Underwater – Yuki Urushibara

underwater_blog_avis.png

Aujourd’hui je vous parle d’un manga très estival ! Je connaissais déjà l’autrice pour sa série Mushishi, l’une de mes bande-dessinées préférées que j’ai déjà évoqué ci et là mais dont il faudra que je vous parle un jour plus en détail. Pour présenter ma relation avec son oeuvre sans trop en dire, disons que je l’ai lue pendant des périodes assez stressantes de ma vie (sisi la prépa) et que chaque tome me laissait aussi relaxée qu’après une séance de méditation.

En attendant Mushishi, voici Underwater, une lecture toute douce en deux volumes, parfaite pour ce chaud mois de juillet.

Mais de quoi ça parle ?

En juillet, en pleine canicule, la jeune Chinami s’évanouit en plein entraînement d’athlétisme. Elle se réveille au bord d’une rivière abondante, dans un village paisible et déserté de tout habitant exceptés un petit garçon et un vieil homme. Elle découvrira peu à peu le secret de ce lieu.

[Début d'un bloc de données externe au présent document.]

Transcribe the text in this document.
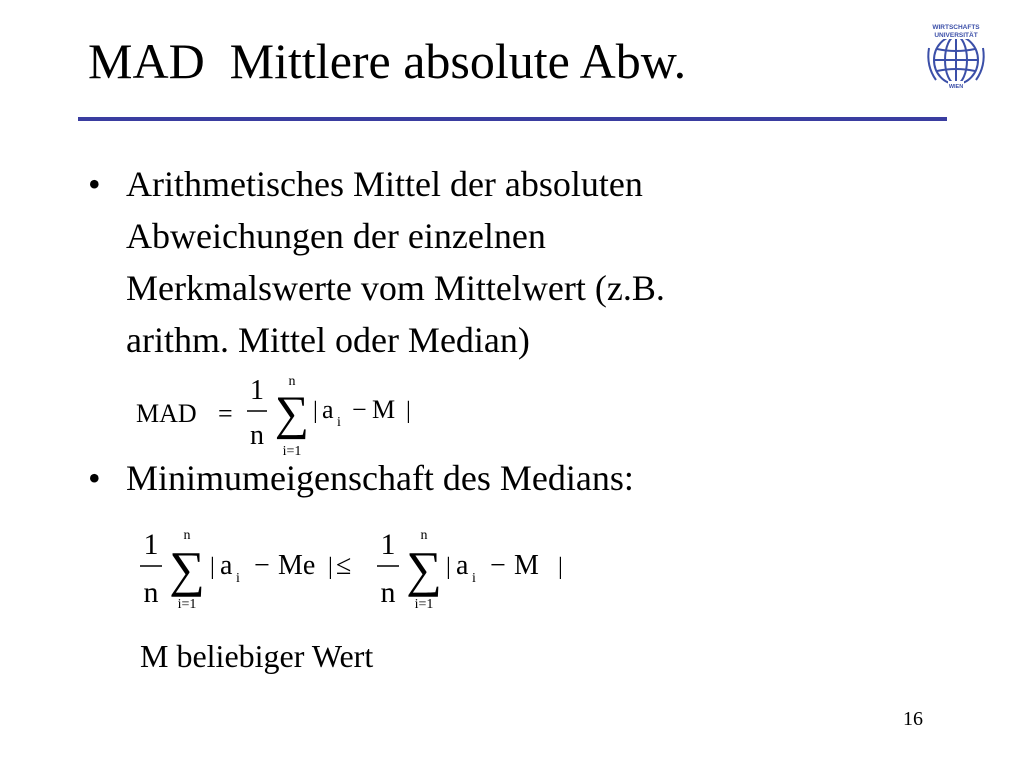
MAD  Mittlere absolute Abw.
WIRTSCHAFTS
UNIVERSITÄT
WIEN
• Arithmetisches Mittel der absoluten
Abweichungen der einzelnen
Merkmalswerte vom Mittelwert (z.B.
arithm. Mittel oder Median)
MAD =
1
n
n
∑
i=1
| a i − M |
• Minimumeigenschaft des Medians:
1
n
n
∑
i=1
| a i − Me | ≤
1
n
n
∑
i=1
| a i − M |
M beliebiger Wert
16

underwater_blog_extrait.png

Mon avis

Underwater est une jolie histoire douce et contemplative, offrant de beaux paysages mis en valeurs par une édition très soignée en grand format. L’omniprésence de l’eau est bien rendue, tantôt douce et enveloppante, tantôt dangereuse, la plupart du temps très belle et crédible, ce qui n’est pourtant pas évident à rendre en dessin, particulièrement en noir et blanc ! C’est d’ailleurs l’un des points forts du manga de parvenir à faire vraiment ressentir les éléments, que ce soit la chaleur étouffante (il faut dire que je l’ai lu avec 35 degrés à l’ombre, ça aide à se mettre en situation) ou la pluie des jours d’été et l’odeur bien caractéristique qui l’accompagne.

Comparativement, le dessin des personnages est bien moins réussi puisqu’ils ont la fâcheuse tendance à se ressembler, et donc à se mélanger. Ici, la ressemblance peut être due à l’appartenance à la même famille de plusieurs des protagonistes mais ça peut être un peu agaçant par moments. Heureusement, l’autrice montre son talent dans la transmission de leurs émotions, et les visages des personnages sont très expressifs. Ils sont plutôt attachants dans l’ensemble, mais paraissent parfois un peu prétexte à l’histoire, se laissant bien plus porter par les événements qu’ils ne les provoquent. Le manga étant très court, ceci explique probablement cela, mais on termine l’histoire sans ressentir de manque à l’idée de les quitter.

En dehors de tout cela, l’histoire est touchante, basculant parfois dans le fantastique sans que ce soit le fond du propos : on est ici face à une oeuvre sur la famille et les drames pouvant la façonner, sans mélo mais avec beaucoup de mélancolie. On suit trois générations de femmes ayant chacune une manière de vivre très différente, et les nombreux flash-back permettent en sous-texte de distinguer l’histoire des campagnes japonaises et l’exode rural. Le ton est aérien, vaporeux, nostalgique tout en restant résolument tourné vers l’avenir. Les allers-retours dans le temps laissent ensommeillés, comme un rêve, et on oscille toujours sur deux plans : la pluie et la sécheresse, le rêve et la réalité, le passé et le présent, la campagne et la ville.

underwater_manga.png

C’est finalement une lecture parfaite pour accompagner l’été et sa chaleur, douce, légère sans être superficielle, teintée de fantastique pour parler de la famille et des campagnes. Sans être un chef-d’oeuvre, je ne peux que vous conseiller cette courte lecture onirique et poétique. Je ne pense pas en garder un souvenir impérissable, mais je suis heureuse de l’avoir découverte, particulièrement en cette période de l’année.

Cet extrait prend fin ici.